Proposal 2 in the Proxy Statement is a proposal to amend the Real Goods Solar, Inc. 2008 Long-Term Incentive Plan (the “Plan”) to, among other things, increase the number of shares authorized for issuance under the Plan. After making the Proxy Statement available to shareholders, the Company’s board of directors has determined to make the following revisions to the Plan in addition to those described in the Proxy Statement:
|·||Eliminate the Company’s ability to reprice outstanding awards without shareholder approval;|
|·||Prohibit the payment of dividends or dividend equivalents on unvested equity awards;|
|·||Eliminate the Company’s discretion to accelerate the vesting of outstanding equity awards, except under certain limited circumstances; and|
|·||Institute a one-year minimum vesting schedule applicable to at least 95% of equity awards issued under the plan.|
There are no other changes to the proposed amendments to the Plan as described in the Proxy Statement.

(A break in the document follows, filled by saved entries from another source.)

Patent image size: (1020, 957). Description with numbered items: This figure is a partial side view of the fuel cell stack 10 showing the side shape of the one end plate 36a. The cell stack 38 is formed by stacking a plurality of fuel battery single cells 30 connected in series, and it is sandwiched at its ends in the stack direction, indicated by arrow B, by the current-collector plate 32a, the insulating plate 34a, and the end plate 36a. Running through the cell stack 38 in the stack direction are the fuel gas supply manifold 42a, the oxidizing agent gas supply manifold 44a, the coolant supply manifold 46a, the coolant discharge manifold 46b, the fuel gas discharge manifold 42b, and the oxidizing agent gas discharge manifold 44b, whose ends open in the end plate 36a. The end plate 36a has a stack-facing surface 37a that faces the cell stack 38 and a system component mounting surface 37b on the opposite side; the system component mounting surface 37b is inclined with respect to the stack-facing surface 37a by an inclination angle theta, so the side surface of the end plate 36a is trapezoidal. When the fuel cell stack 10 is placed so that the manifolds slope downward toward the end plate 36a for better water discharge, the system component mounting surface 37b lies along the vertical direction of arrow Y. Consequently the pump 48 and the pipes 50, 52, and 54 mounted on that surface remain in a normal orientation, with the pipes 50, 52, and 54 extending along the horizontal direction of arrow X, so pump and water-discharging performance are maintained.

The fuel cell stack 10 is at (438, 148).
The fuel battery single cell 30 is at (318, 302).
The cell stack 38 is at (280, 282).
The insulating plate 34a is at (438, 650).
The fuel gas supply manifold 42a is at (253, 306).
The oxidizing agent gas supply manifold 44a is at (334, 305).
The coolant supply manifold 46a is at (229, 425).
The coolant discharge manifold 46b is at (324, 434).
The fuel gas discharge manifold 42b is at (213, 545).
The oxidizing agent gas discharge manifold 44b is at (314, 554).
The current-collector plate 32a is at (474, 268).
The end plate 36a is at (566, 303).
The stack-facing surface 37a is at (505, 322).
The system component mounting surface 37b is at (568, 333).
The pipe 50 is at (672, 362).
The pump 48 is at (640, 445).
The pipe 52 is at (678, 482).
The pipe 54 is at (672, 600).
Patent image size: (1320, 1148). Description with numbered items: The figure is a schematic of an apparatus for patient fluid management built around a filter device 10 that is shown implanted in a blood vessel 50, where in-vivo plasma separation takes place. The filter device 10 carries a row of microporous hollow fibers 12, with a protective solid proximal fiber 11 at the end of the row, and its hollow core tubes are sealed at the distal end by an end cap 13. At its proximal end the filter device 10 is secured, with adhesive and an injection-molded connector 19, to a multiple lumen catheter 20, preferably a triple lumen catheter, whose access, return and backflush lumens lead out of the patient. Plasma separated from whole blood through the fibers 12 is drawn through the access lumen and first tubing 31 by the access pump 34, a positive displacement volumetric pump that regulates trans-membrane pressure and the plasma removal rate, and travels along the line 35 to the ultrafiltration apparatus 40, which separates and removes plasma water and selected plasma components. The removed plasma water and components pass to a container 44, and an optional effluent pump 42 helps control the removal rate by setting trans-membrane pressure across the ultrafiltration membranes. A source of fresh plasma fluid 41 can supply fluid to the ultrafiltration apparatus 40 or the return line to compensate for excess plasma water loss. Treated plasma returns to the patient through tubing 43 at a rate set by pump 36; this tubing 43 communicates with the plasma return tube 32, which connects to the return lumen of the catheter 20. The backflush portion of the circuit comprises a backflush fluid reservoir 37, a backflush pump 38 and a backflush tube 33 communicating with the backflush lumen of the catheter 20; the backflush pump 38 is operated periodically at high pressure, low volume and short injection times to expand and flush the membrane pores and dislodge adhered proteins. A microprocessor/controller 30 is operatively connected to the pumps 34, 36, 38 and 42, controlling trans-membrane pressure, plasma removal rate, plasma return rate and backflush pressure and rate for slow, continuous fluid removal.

The Company’s board of directors recommends that you vote, or give instruction to vote, “FOR” the proposed amendments to the Plan with the changes described above. If any stockholder has previously voted and would like to change his or her vote on any matter, such stockholder may revoke his or her proxy before it is voted at the Annual Meeting of Stockholders by submission of a proxy bearing a later date in the manner set forth in the Proxy Statement.
As discussed in the Proxy Statement, the proxy card, the Company’s 2016 annual report, the Proxy Statement, and voting instructions are available at http://www.viewproxy.com/RealGoodsSolar/2017AM. You may also request a printed copy of the Proxy Statement and the proxy card by any of the following methods: (a) telephone at 303-222-8344; (b) Internet at http://www.viewproxy.com/RealGoodsSolar/2017AM; or (c) email at firstname.lastname@example.org.
A copy of this supplement to the Proxy Statement was filed as Exhibit 99.1 to the Company’s Current Report on Form 8-K dated September 11, 2017, and filed with the SEC on September 12, 2017. A copy of the Plan amendment described above was filed as Exhibit 10.1 to such Form 8-K and is incorporated herein by reference.
THE PROXY STATEMENT CONTAINS IMPORTANT INFORMATION AND THIS SUPPLEMENT AND THE INFORMATION INCLUDED HEREIN SHOULD BE READ IN CONJUNCTION WITH THE PROXY STATEMENT.